Full stop for Britain, Europe economic relations after Brexit, feel diplomats
Irish Sun Saturday 1st October, 2016
• U.K. could head towards giving up membership of the EU single market
• Leaders of the 27 other EU member states have agreed on a ‘no negotiation without notification’ policy
• Nissan chief has said Brexit threatens Britain’s vehicle manufacturing industry
LONDON, U.K. – Britain is set to sever economic ties with Europe when it exits the European Union, feel diplomats from the continent, as hopes of a special partnership appear to diminish by the day.
The dominant mood among several diplomats, before the union’s Chief Brexit negotiator Michel Barnier starts work on Saturday, is that the U.K. is en route to “hard Brexit”, which broadly implies sacrificing membership of the EU single market, as well as the custom’s union that allows free circulation of goods.
Under this scenario, London-based banks would lose the passports that enable them to operate across Europe, while Britain’s trade would be governed by a new agreement that will be finalised.
“Britain is trying to sound out what sort of agreement might be possible. The European side will not engage until the British take the first step,” a European diplomat was quoted as saying in a media report.
Barnier plans to tour EU capitals to assess popular opinions on Brexit, while his team drafts fine-prints on foreign policy, trade and the budget – the issue likely to be bitterly contested.
Leaders of the 27 other EU member states have agreed on a “no negotiation without notification” policy, which means Britain will not be able to negotiate post-Brexit deals until Prime Minister Theresa May triggers Article 50.
Article 50 of the Lisbon Treaty lays down guidelines on how an EU country might voluntarily leave the union.
Meanwhile, the trade association for U.K. carmakers has supported a warning from the chief of Nissan that Brexit threatens Britain’s vehicle manufacturing industry.
Carlos Ghosn, Nissan’s chief executive, said he could abandon plans of a potential new investment in the largest car plant in Sunderland, if the U.K. government denies compensation for any tariffs that may be imposed after exiting the EU.

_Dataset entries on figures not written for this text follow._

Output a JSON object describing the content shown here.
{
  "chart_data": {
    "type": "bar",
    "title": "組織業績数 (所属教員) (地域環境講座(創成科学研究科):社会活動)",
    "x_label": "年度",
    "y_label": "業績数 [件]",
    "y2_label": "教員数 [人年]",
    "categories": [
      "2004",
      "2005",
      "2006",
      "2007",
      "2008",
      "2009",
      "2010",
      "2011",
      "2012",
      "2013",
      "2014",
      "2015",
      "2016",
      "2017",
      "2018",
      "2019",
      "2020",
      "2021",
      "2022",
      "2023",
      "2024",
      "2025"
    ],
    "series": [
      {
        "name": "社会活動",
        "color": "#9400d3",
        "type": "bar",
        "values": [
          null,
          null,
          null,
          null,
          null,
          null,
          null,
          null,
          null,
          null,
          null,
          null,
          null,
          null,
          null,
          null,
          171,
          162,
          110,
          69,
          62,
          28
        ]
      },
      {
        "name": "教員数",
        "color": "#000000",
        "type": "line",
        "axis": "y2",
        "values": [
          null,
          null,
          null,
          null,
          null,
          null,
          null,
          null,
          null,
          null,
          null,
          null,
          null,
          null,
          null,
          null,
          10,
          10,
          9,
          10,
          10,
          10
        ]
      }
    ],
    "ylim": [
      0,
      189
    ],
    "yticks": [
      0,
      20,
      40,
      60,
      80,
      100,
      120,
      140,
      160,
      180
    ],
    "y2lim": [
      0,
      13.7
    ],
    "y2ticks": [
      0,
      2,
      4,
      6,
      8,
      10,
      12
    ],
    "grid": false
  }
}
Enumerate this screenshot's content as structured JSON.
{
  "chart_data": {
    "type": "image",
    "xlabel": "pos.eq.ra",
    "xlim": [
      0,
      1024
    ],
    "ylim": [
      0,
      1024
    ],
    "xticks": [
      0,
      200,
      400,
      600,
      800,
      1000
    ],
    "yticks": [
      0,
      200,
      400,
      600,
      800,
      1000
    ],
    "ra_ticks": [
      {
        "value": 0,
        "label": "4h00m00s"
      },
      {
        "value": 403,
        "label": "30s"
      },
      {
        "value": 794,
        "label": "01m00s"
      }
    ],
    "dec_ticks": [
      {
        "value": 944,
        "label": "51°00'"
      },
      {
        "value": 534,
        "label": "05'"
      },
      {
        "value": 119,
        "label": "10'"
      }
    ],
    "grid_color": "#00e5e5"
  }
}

“If I need to make an investment in the next few months and I can’t wait until the end of Brexit, then I have to make a deal with the U.K. government. If there are tax barriers being established on cars, you have to have a commitment for carmakers who export to Europe that there is some kind of compensation,” Ghosn said.
Ghosn’s statements reflect mounting concern among global carmakers that U.K. might be heading towards a situation where they have to pay tariffs to export U.K.-assembled cars to EU markets.
Amid the post Brexit conundrum, new data showed that U.K. services sector grew 0.4 percent in July, much higher than expected, but more importantly indicating that consumers carried on spending as normal even after June’s Brexit vote.
Gross Domestic Product grew by 0.7 percent in the three months ended June, up from the 0.6 percent first estimated.
“Together this fresh data tends to support the view that there has been no sign of an immediate shock to the economy, although the full picture will continue to emerge,” Office for National Statistics (ONS) statistician Darren Morgan said.